The legislature reaches an agreement with labor unions and the guv.

Lawmakers and labor unions have struck a tentative deal to raise the statewide minimum wage to $10.50 an hour next year and then gradually to $15, averting a costly political campaign this fall and possibly putting California at the forefront of a national movement.

The deal was confirmed Saturday afternoon by sources close to the negotiations who would speak only on condition of anonymity until Gov. Jerry Brown makes a formal announcement as early as Monday. ...

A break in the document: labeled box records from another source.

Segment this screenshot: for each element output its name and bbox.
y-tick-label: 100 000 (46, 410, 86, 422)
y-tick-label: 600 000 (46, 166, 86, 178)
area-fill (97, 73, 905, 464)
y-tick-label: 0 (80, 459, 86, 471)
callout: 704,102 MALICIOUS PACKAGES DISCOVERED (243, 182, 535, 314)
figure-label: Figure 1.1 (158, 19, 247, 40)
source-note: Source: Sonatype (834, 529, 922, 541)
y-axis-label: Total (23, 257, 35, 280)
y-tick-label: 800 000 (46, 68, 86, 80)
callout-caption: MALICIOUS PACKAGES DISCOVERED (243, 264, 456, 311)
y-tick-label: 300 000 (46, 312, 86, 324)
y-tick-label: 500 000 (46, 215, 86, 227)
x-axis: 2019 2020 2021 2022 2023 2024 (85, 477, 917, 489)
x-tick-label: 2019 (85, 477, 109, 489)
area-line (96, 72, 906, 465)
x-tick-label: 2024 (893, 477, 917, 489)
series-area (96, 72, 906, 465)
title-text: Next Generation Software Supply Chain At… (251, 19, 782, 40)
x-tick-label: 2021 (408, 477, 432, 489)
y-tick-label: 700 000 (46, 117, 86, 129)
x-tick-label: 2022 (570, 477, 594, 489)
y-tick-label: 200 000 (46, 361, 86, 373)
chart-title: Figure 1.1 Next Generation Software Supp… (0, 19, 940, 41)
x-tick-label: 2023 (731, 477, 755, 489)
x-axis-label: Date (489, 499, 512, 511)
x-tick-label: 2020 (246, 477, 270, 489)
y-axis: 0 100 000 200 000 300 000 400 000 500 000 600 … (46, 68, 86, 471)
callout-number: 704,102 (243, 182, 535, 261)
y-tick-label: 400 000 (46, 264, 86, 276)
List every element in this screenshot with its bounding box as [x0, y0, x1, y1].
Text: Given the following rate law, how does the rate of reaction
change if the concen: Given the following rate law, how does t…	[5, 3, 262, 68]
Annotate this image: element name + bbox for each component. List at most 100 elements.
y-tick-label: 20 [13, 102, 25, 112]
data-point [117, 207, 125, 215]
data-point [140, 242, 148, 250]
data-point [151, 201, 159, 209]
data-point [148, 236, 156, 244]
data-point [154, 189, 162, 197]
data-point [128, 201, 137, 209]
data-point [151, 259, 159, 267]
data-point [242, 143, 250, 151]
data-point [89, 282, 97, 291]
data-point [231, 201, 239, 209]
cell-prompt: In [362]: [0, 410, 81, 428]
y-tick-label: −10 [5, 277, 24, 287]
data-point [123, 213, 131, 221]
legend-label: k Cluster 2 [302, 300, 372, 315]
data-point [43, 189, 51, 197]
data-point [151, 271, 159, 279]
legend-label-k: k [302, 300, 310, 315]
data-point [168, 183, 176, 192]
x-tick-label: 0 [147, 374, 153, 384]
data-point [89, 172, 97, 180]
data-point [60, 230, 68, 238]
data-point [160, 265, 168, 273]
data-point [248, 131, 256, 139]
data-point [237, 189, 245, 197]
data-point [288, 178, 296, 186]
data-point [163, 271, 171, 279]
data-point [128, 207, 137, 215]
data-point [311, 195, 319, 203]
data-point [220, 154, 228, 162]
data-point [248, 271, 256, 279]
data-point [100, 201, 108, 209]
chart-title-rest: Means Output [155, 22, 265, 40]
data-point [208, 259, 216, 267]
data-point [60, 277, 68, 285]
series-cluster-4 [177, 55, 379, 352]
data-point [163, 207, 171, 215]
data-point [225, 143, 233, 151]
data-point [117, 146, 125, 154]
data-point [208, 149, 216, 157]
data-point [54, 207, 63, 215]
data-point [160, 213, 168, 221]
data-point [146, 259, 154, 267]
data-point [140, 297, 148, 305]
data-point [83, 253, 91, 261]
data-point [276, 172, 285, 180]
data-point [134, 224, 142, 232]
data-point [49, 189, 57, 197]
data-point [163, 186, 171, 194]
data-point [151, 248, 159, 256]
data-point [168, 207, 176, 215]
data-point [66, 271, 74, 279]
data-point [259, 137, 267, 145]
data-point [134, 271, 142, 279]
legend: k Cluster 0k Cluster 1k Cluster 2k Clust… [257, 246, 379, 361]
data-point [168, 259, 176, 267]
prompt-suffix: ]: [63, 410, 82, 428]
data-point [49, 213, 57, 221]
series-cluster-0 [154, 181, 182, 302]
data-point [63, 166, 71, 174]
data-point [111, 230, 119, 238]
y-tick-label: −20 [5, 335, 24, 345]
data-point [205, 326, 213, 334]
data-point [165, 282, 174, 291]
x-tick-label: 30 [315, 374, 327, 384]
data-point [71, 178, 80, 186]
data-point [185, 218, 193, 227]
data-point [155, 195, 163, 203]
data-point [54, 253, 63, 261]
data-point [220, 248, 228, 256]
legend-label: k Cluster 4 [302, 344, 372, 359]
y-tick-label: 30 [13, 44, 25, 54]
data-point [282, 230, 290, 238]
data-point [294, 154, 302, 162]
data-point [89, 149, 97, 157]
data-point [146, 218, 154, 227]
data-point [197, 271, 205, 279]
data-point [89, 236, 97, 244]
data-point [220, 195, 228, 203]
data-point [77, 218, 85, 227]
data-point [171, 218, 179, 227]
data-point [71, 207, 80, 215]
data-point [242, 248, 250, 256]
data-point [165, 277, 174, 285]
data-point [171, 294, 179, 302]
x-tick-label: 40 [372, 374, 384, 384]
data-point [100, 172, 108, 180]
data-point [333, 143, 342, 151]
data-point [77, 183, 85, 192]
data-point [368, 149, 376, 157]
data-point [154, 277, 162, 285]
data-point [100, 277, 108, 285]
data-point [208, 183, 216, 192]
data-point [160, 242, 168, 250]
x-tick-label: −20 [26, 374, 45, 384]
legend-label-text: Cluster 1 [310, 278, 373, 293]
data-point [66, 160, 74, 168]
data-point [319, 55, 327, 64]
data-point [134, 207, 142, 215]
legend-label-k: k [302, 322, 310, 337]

The negotiated deal would boost California's statewide minimum wage from $10 an hour to $10.50 on Jan. 1, 2017, with a 50-cent increase in 2018 and then $1-per-year increases through 2022. Businesses with fewer than 25 employees would have an extra year to comply, delaying their workers receiving a $15 hourly wage until 2023. ...

In January, Brown warned of a $4-billion-a-year increase in state budget expenses if public-sector care workers — who are paid the minimum wage — were to receive $15 an hour. The gradual ramping up of wages and benefits in the new agreement is more aligned with Brown's larger budget philosophy. ...

The Movers and Shakers, of course, generally caution that it's better to let "market forces" prevail in where minimum wages are.

And I understand that point of view, the Movers and Shakers are big fans of the Magic of the Market.

Except during that unfortunate meltdown in late 2008. Then, with Wall Street circling the drain and lots of banks and investment firms close to receivership, market forces weren't such a swift idea. The Movers and Shakers were just fine with interference in the Marketplace then, because it was their fannies on the line and not, you know, the riffraff.

So, on balance, I think a wage hike for those struggling to make ends meet is a fine idea.